How AI is transforming drug discovery
12 June 2007 marked a day in history that grow in significance in the coming decades. On that day a robot named ‘Adam’ ended the monopoly of humans over the discovery of scientific knowledge by identifying the function of a yeast gene. By searching through public databases, Adam generated hypotheses about the genetic codes for key enzymes that catalyse reactions in a yeast called “Saccharomyces cerevisiae.”
When these hypotheses were tested for function in a lab by the University of Cambridge and also by the University of Aberystwyth, nine of them were determined to be valid and accurate. Only one was wrong.
The same team behind Adam then developed the next advanced robot colleague, named ‘Eve’, who was equally able to screen thousands of compounds to identify a candidate to treat drug resistant malarial parasites.
Rapid growth in computer-processing power and the availability of big data sets and advanced algorithms have brought ‘narrow-AI’ – which focuses on solving very specific problems and tasks – into existence. This has triggered an explosion in the use of AI for drug discovery, most often by identifying patterns that are hidden within large volume of data.
Because of this artificial intelligence is expected to make the hunt for new pharmaceuticals a quicker and cheaper process. The estimated cost of developing a single drug is $2.6 billion, with nine out of ten candidates failing to complete clinical trials or obtain regulatory approval.
A recent survey by analytics firm GlobalData reported that AI would make a profound impact on the pharmaceutical industry by saving time and facilitating increased success rates. The cost saving for developing a single drug could run into hundreds of millions. AI can recognise hit and lead compounds and provide quicker validation of a drug target, as well as optimising drug structure design whilst cross-referencing data to deliver targeted results using patient-driven biology and data, rather than the ‘trial and error’ approach.

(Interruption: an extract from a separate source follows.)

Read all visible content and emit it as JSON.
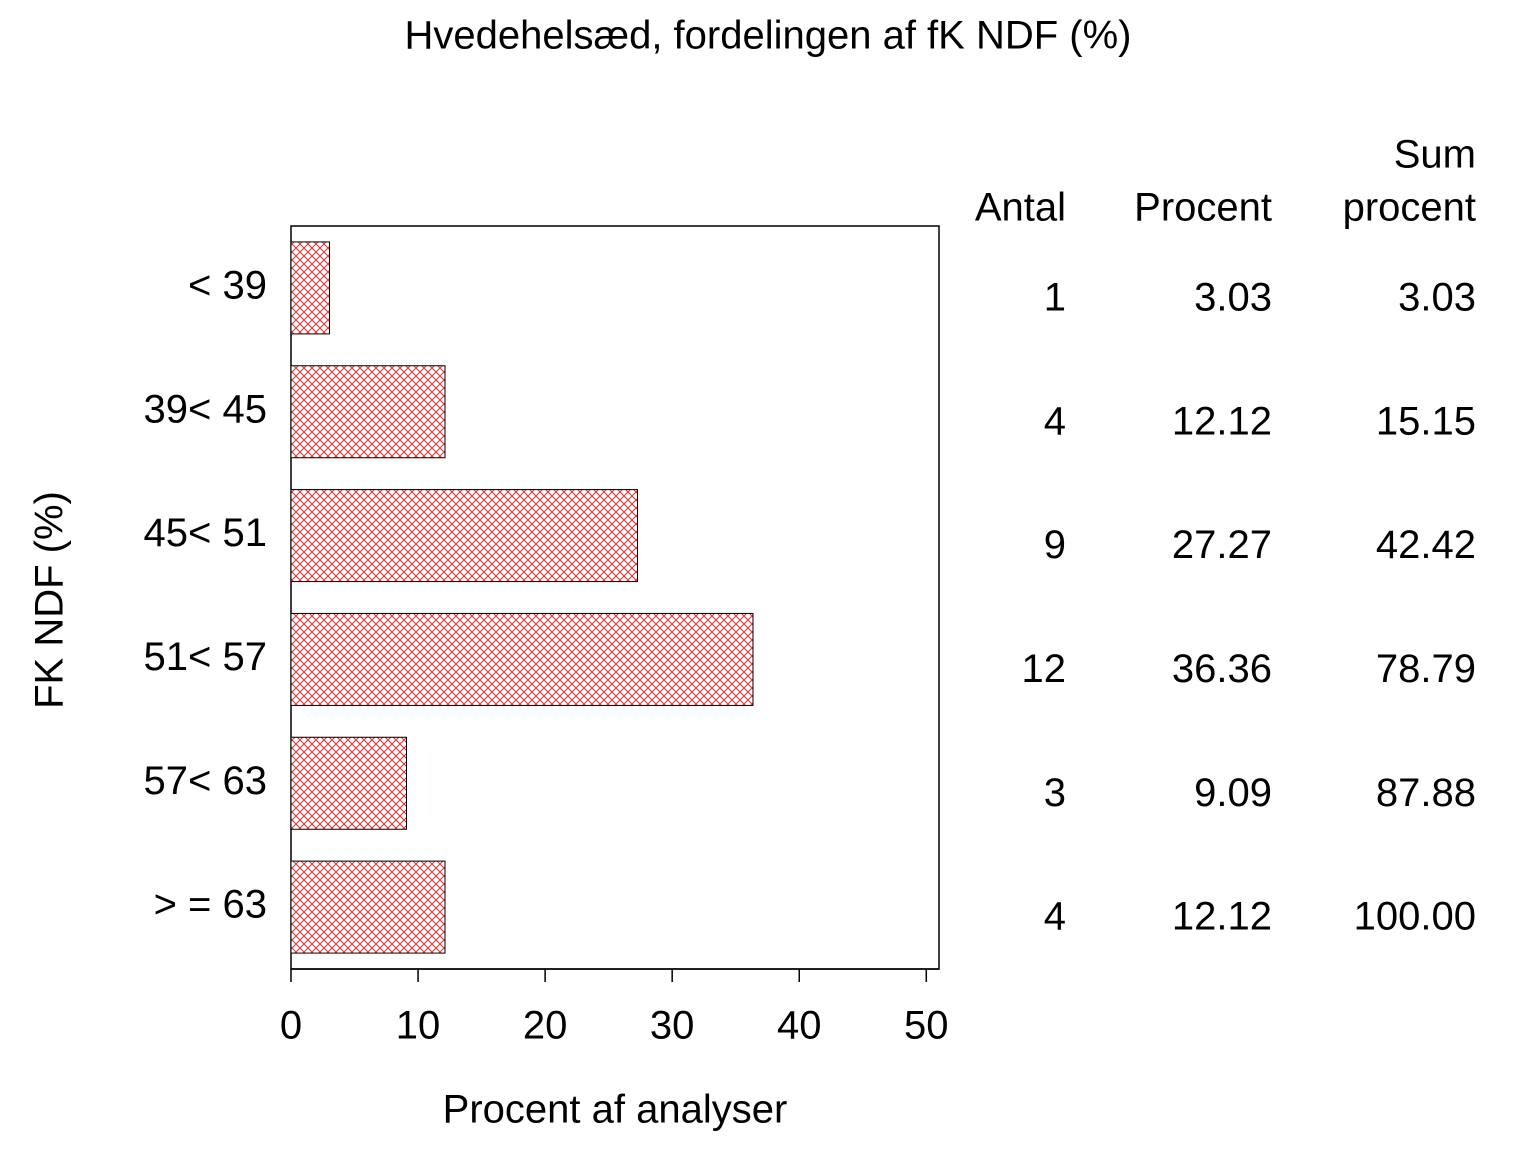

The COVID-19 pandemic has been described as a ‘tipping point’ by Kitty Whitney, Director of Thematic Research at GlobalData because of the widespread adoption of AI in drug research. Since the pandemic struck, approximately 90% of pharma companies have initiated AI projects focused on a range of major areas such as immuno-oncology and metabolic diseases.
Several pharma companies have employed AI-mediated approaches to tackle the pandemic. Benevolent AI and Deargens have used AI to identify and predict potential COVID-19 drug candidates. AI has also been helpful in identifying if vaccines are effective against new types of variants. AI can also be highly helpful for optimising vaccine distribution too.
The successful use of AI for drug discovery became most evident with DSP-1181, a drug developed using AI. The compound was created in a joint venture between Exscientia and Sumitomo Dainippon Pharma and is used for treating obsessive-compulsive disorder (OCD).
The drug was developed in a span of just 12 months, shattering all conventional timescales for drug development. AI also designed DSP-1181 to be more fast acting than the ‘human designed’ than all current OCD drugs. The new drug has already got its regulatory clearance and entered phase-1 clinical trials in the early months of 2020.
With the development of drugs made quicker, more effective and more efficient through AI, the FDA in the USA is now developing a new regulatory framework to support and promote AI-derived pharmaceutical innovation while maintaining safety and effectiveness. This will further allow AI to become more prominent within medicines research and might eventually reduce the time taken for drugs to reach the market from the current 20 year average to a shorter period of just a few years.